El “Contrato de Honor de las Familias por la Educación” a Contraluz (Por PoliticaPublica.cl)

El gobierno de Chile, a través del Ministerio respectivo, decidió impulsar de manera unilateral un instrumento que denominó el “Contrato de Honor de las Familias por la Educación”. Aquel, que parece inocuo y bien intencionado, expresa de manera tácita el restringido concepto de “Educación” que en tanto política pública, detenta el sector político que hoy gobierna el país.

Lo primero que merece reparos es que a lo largo de este documento existe una ausencia total de la responsabilidad que le cabe al Estado como promotor y garante de derechos en este ámbito. Por el contrario, el énfasis del proceso educativo está exclusivamente centrado por una parte, en el alumno y sus padres, madres y apoderados, y por otra en el establecimiento educacional respectivo.

Aquella concepción “restrictiva” se ve reforzada con la idea que manifiesta el Contrato, según la cual la familia y el colegio son “socios” para lograr los resultados esperados en materia educativa. No constituyen una “comunidad”. Los afectos, identidades y demás procesos ligados a la interacción colectiva quedan fuera. El lenguaje empresarial (esta idea de sociedad) enmarca todo el paisaje, cercenando a los procesos educativos de sus raíces históricas ligadas -además de a los aspectos individuales de aprendizaje, a otros en los que el barrio, padres, madres, profesores y directivos estaban enlazados por un sentido de identidad y pertenencia.

En esta misma línea se expresa un planteamiento taxativo y falaz respecto a las causas del rendimiento escolar. El mencionado contrato afirma que “un mayor involucramiento y apoyo en esta materia [por parte de las familias] implicará una mejor calidad de su educación”. Así de un plumazo y con una simplificación mecanicista, intentan hacer creer que éste involucramiento es condición suficiente para lograr aquellas mejoras. Y qué pasa con los diferenciales de financiamiento entre los distintos tipos de educación, que a la larga se traducen en brechas abismantes de rendimiento; y qué sucede con la calidad de gestión dentro de los establecimientos; y qué ocurre con los problemas de índole estructural que tiene el sistema educativo chileno. Pues para lo que respecta a este contrato, aquellos no son reconocidos por el gobierno y por tanto, insistimos, éste se permite autoexcluir al Estado de su responsabilidad en esta materia. Nuevamente el tema de la desigualdad es soslayado enfatizando en su reemplazo la importancia del esfuerzo individual y familiar.

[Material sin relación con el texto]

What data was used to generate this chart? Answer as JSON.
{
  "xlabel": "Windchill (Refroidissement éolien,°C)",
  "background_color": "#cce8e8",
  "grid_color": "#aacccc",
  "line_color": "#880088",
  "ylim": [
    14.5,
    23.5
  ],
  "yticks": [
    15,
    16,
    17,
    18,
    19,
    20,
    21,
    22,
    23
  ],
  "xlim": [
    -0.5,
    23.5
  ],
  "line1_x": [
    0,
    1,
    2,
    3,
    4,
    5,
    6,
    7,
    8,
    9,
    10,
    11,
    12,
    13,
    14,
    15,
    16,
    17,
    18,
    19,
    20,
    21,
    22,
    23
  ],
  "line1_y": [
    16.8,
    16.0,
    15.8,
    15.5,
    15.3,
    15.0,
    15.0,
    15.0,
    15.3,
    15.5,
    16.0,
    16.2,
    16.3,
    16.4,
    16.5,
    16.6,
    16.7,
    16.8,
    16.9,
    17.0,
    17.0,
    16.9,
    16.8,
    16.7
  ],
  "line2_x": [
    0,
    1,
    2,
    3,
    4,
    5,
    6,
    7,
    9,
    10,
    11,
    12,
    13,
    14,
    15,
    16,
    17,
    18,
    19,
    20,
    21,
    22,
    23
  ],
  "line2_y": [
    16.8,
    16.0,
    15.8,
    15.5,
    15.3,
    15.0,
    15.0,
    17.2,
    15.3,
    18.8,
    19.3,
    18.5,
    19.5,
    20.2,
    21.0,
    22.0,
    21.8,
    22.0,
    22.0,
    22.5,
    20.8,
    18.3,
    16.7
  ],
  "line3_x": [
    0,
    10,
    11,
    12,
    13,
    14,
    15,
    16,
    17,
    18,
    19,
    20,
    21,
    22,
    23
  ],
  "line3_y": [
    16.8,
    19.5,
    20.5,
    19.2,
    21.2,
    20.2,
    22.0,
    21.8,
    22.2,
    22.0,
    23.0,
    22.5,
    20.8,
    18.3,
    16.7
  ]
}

Finalmente, y concediendo que por la lógica planteada en términos de contrato, han de concurrir con sus firmas en el documento, el Apoderado/a, el Alumno/as y el Director/a del Establecimiento, ¿por qué aparecen ya estampadas las del Presidente de la República y la del Ministro de Educación?. Es que al menos desde un punto de vista de simple lógica de sus premisas esta última situación no se logra comprender: ni el gobierno ni el Estado están asumiendo responsabilidad explícita alguna en este documento-compromiso, ¿qué pitos tocan las firmas de Piñera y Lavín allí?.

La única explicación que le podemos dar a este hecho tiene una doble vertiente argumental, conectada cada una de ellas entre sí. Por una parte, se trata de un evidente acto político-comunicacional. Mirado de manera simple, esto podría ser interpretado como “preocupación” por parte del gobierno en materia educativa. Y qué duda cabe que aquello podría da réditos tanto en popularidad como en futuras elecciones.

La segunda vertiente, tal vez un poco más oculta, implica que se trata de una acción que además de paternalista, huele a presidencialismo casi monárquico. Aunque por una definición dada por el gobierno mismo en que asume este asunto como un acuerdo y una responsabilidad entre privados, el Primer Mandatario opta por dar muestras de una especie de  “omnipresencia” y “omnisciencia” al hacer las veces de “Ministro de Fe” de este acto compromiso junto a su asesor principal. Así como antaño, el séptimo hijo de una familia era “apadrinado” por el Presidente de la República, cuestión que era motivo de orgullo popular, pareciera ser que el primer mandatario y el ministro asumiera de manera casi ingenua que sus rúbricas actuarán como peso moral para con la ciudadanía. ¿Recordarán ambos en que año estamos viviendo? ¿Les habrán contado las características actuales de la sociedad chilena? La verdad es que a ratos, con esta y otras decisiones, parecen olvidar que ya no estamos a mediados del siglo XX, última vez que la derecha gobernó el país por la vía democrática.